Alexandra Lange is a New York-based architecture and design critic. Her essays, reviews, and profiles have appeared in Architect, Dirty Furniture, Dwell, MAS Context, Metropolis, New York Magazine, the New Yorker, and the New York Times. She has been an opinion columnist at Dezeen and a featured writer at Design Observer. She is the author of Writing About Architecture: Mastering the Language of Buildings and Cities (Princeton Architectural Press, 2012) and the e-book The Dot-Com City: Silicon Valley Urbanism (Strelka Press, 2012), as well as co-author of Design Research: The Store that Brought Modern Living to American Homes (Chronicle Books, 2010). She has taught design criticism at the School of Visual Arts and New York University. She was a 2014 Loeb Fellow at the Harvard Graduate School of Design.
Jochen Eisenbrand is chief curator at the Vitra Design Museum. Working at the Vitra Design Museum since 1998, Eisenbrand curated the exhibitions Airworld.
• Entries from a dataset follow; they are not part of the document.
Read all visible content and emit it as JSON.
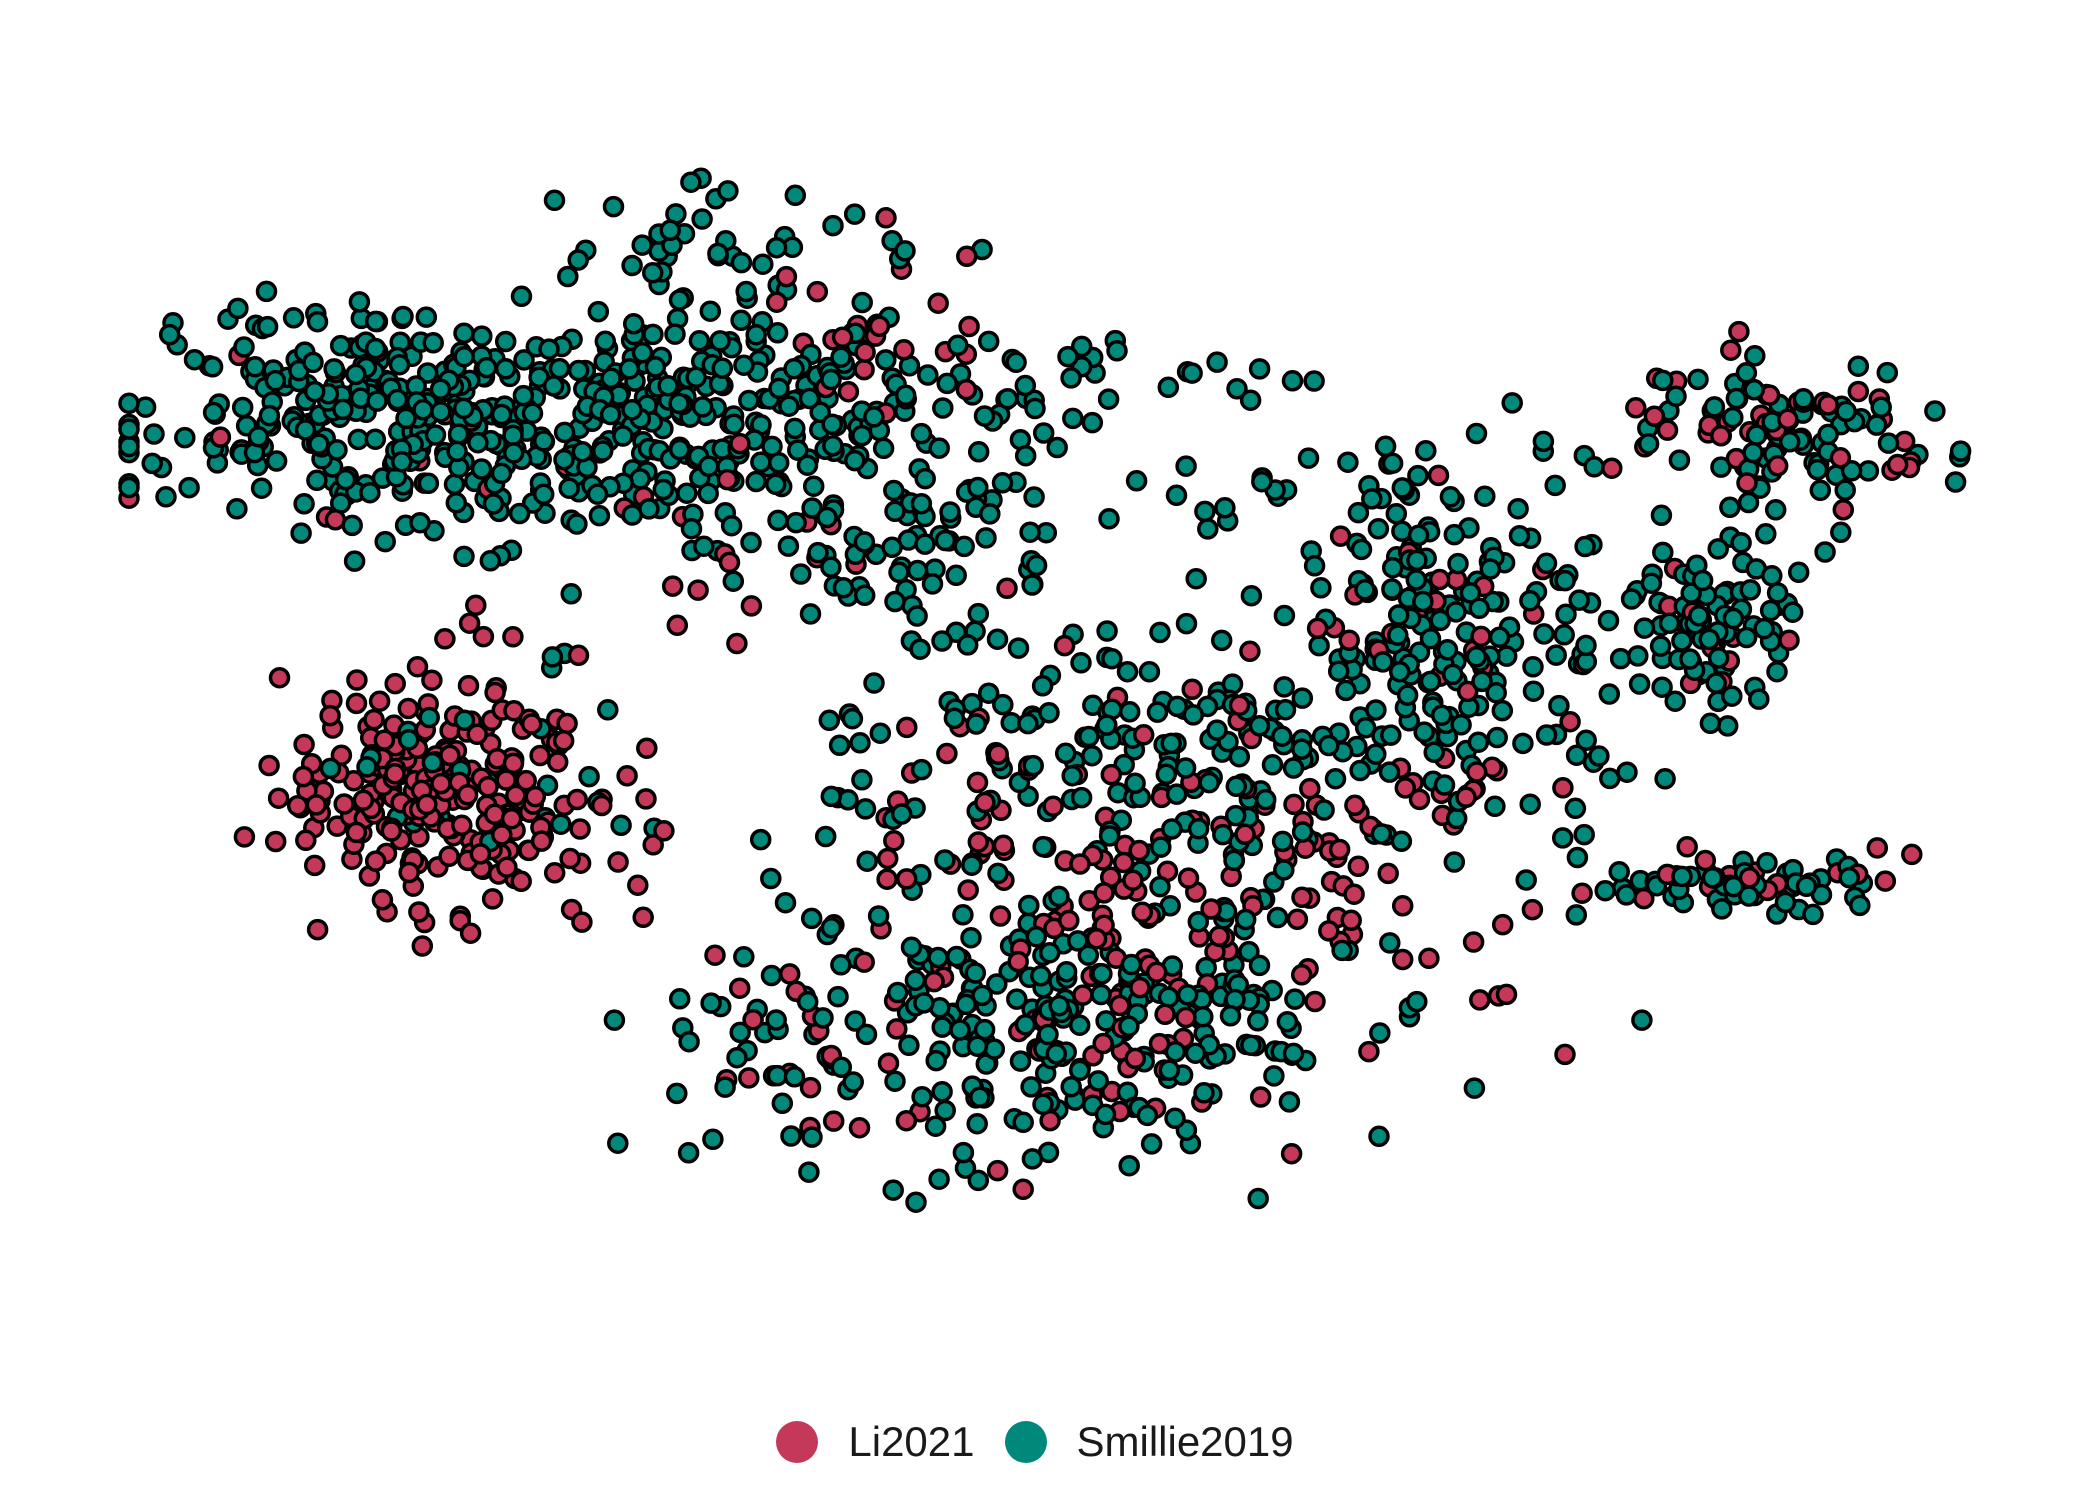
{
  "chart_data": {
    "type": "scatter",
    "title": "",
    "xlabel": "",
    "ylabel": "",
    "grid": false,
    "axes_visible": false,
    "legend_placement": "bottom",
    "xlim": [
      0,
      100
    ],
    "ylim": [
      0,
      100
    ],
    "series": [
      {
        "name": "Li2021",
        "color": "#C4385A",
        "clusters": [
          {
            "cx": 17.5,
            "cy": 42.0,
            "sx": 4.2,
            "sy": 5.5,
            "n": 240
          },
          {
            "cx": 57.0,
            "cy": 35.0,
            "sx": 10.0,
            "sy": 7.0,
            "n": 160
          },
          {
            "cx": 48.0,
            "cy": 20.0,
            "sx": 9.0,
            "sy": 5.0,
            "n": 70
          },
          {
            "cx": 40.0,
            "cy": 82.0,
            "sx": 3.5,
            "sy": 5.0,
            "n": 25
          },
          {
            "cx": 88.0,
            "cy": 73.5,
            "sx": 3.5,
            "sy": 3.0,
            "n": 40
          },
          {
            "cx": 85.5,
            "cy": 33.5,
            "sx": 3.0,
            "sy": 1.5,
            "n": 18
          },
          {
            "cx": 69.0,
            "cy": 58.0,
            "sx": 4.0,
            "sy": 6.0,
            "n": 25
          },
          {
            "cx": 84.0,
            "cy": 56.0,
            "sx": 2.5,
            "sy": 3.0,
            "n": 15
          },
          {
            "cx": 32.0,
            "cy": 65.0,
            "sx": 5.0,
            "sy": 5.0,
            "n": 20
          },
          {
            "cx": 13.0,
            "cy": 72.0,
            "sx": 6.0,
            "sy": 4.0,
            "n": 12
          }
        ]
      },
      {
        "name": "Smillie2019",
        "color": "#00897B",
        "clusters": [
          {
            "cx": 14.0,
            "cy": 75.0,
            "sx": 6.5,
            "sy": 5.0,
            "n": 300
          },
          {
            "cx": 31.0,
            "cy": 75.0,
            "sx": 6.0,
            "sy": 6.0,
            "n": 260
          },
          {
            "cx": 49.0,
            "cy": 78.0,
            "sx": 5.0,
            "sy": 2.5,
            "n": 40
          },
          {
            "cx": 43.0,
            "cy": 64.0,
            "sx": 4.0,
            "sy": 6.0,
            "n": 90
          },
          {
            "cx": 56.0,
            "cy": 44.0,
            "sx": 8.5,
            "sy": 6.0,
            "n": 200
          },
          {
            "cx": 49.0,
            "cy": 21.0,
            "sx": 10.0,
            "sy": 6.0,
            "n": 280
          },
          {
            "cx": 70.0,
            "cy": 57.0,
            "sx": 4.0,
            "sy": 7.0,
            "n": 150
          },
          {
            "cx": 84.0,
            "cy": 56.0,
            "sx": 3.0,
            "sy": 3.5,
            "n": 90
          },
          {
            "cx": 89.0,
            "cy": 73.0,
            "sx": 4.0,
            "sy": 3.5,
            "n": 70
          },
          {
            "cx": 86.0,
            "cy": 33.0,
            "sx": 3.5,
            "sy": 1.5,
            "n": 50
          },
          {
            "cx": 32.0,
            "cy": 91.0,
            "sx": 3.0,
            "sy": 3.0,
            "n": 25
          },
          {
            "cx": 20.0,
            "cy": 42.0,
            "sx": 4.0,
            "sy": 5.0,
            "n": 25
          },
          {
            "cx": 78.0,
            "cy": 48.0,
            "sx": 1.5,
            "sy": 12.0,
            "n": 20
          },
          {
            "cx": 60.0,
            "cy": 68.0,
            "sx": 8.0,
            "sy": 3.0,
            "n": 25
          }
        ]
      }
    ]
  },
  "legend": {
    "items": [
      {
        "label": "Li2021",
        "color": "#C4385A"
      },
      {
        "label": "Smillie2019",
        "color": "#00897B"
      }
    ]
  }
}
Design and Architecture for Air Travel, Hidden Heroes. The Genius of Everyday Things as well as major retrospectives on George Nelson, Louis Kahn (with Stanislaus von Moos), Alvar Aalto and Alexander Girard. His exhibitions have been shown not only in Weil am Rhein but also at further venues in Europe, the USA and in Asia. From 2007 until 2010 he served as a member of the acquisitions committee of FRAC centre in Orléans. Having earned a Master degree in Cultural Studies from the University of Lüneburg (1998), Eisenbrand received his PhD in design history at the University of Wuppertal in 2014.
Monica Obniski is the Demmer Curator of 20th and 21st Century Design at the Milwaukee Art Museum. She was the inaugural Ann S. and Samuel M. Mencoff Assistant Curator of American Decorative Arts at the Art Institute of Chicago and a Research Assistant in the Department of American Decorative Arts at the Metropolitan Museum of Art. She received an MA in the History of Decorative Arts and Design from the Bard Graduate Center, and a PhD from the University of Illinois at Chicago, where she wrote the dissertation “Accumulating Things: Folk Art and Modern Design in the Postwar American Projects of Alexander H. Girard (1907-1993).” Obniski has taught art history at the University of Illinois, Chicago and Columbia College Chicago, has received fellowships from FIU-The Wolfsonian and the Center for Craft, Creativity and Design, and has published a number of scholarly articles and contributed to several museum publications.
Barbara Fitton Hauss is an independent American art historian and translator based in southwestern Germany. Her authored works in both English and German include a book on Renaissance architecture north of the Alps (Helbing & Lichtenhahn, 1991) and numerous essays with a focus on midcentury modern design in the USA and modernist art movements in Germany, which have been published in catalogues by Vitra Design Museum, Museum für Gestaltung Zürich, Dreiländermuseum Lörrach, and others. Her translations in the fields of art, design and architecture have appeared in noted books such as Women in Graphic Design (Jovis, 2012), Focusing the Modern (Bauhaus-Archiv, 2011), Migropolis (Hatje Cantz, 2009), Your Private Sky: R. Buckminster Fuller (Lars Müller, 2000) and many exhibition catalogues.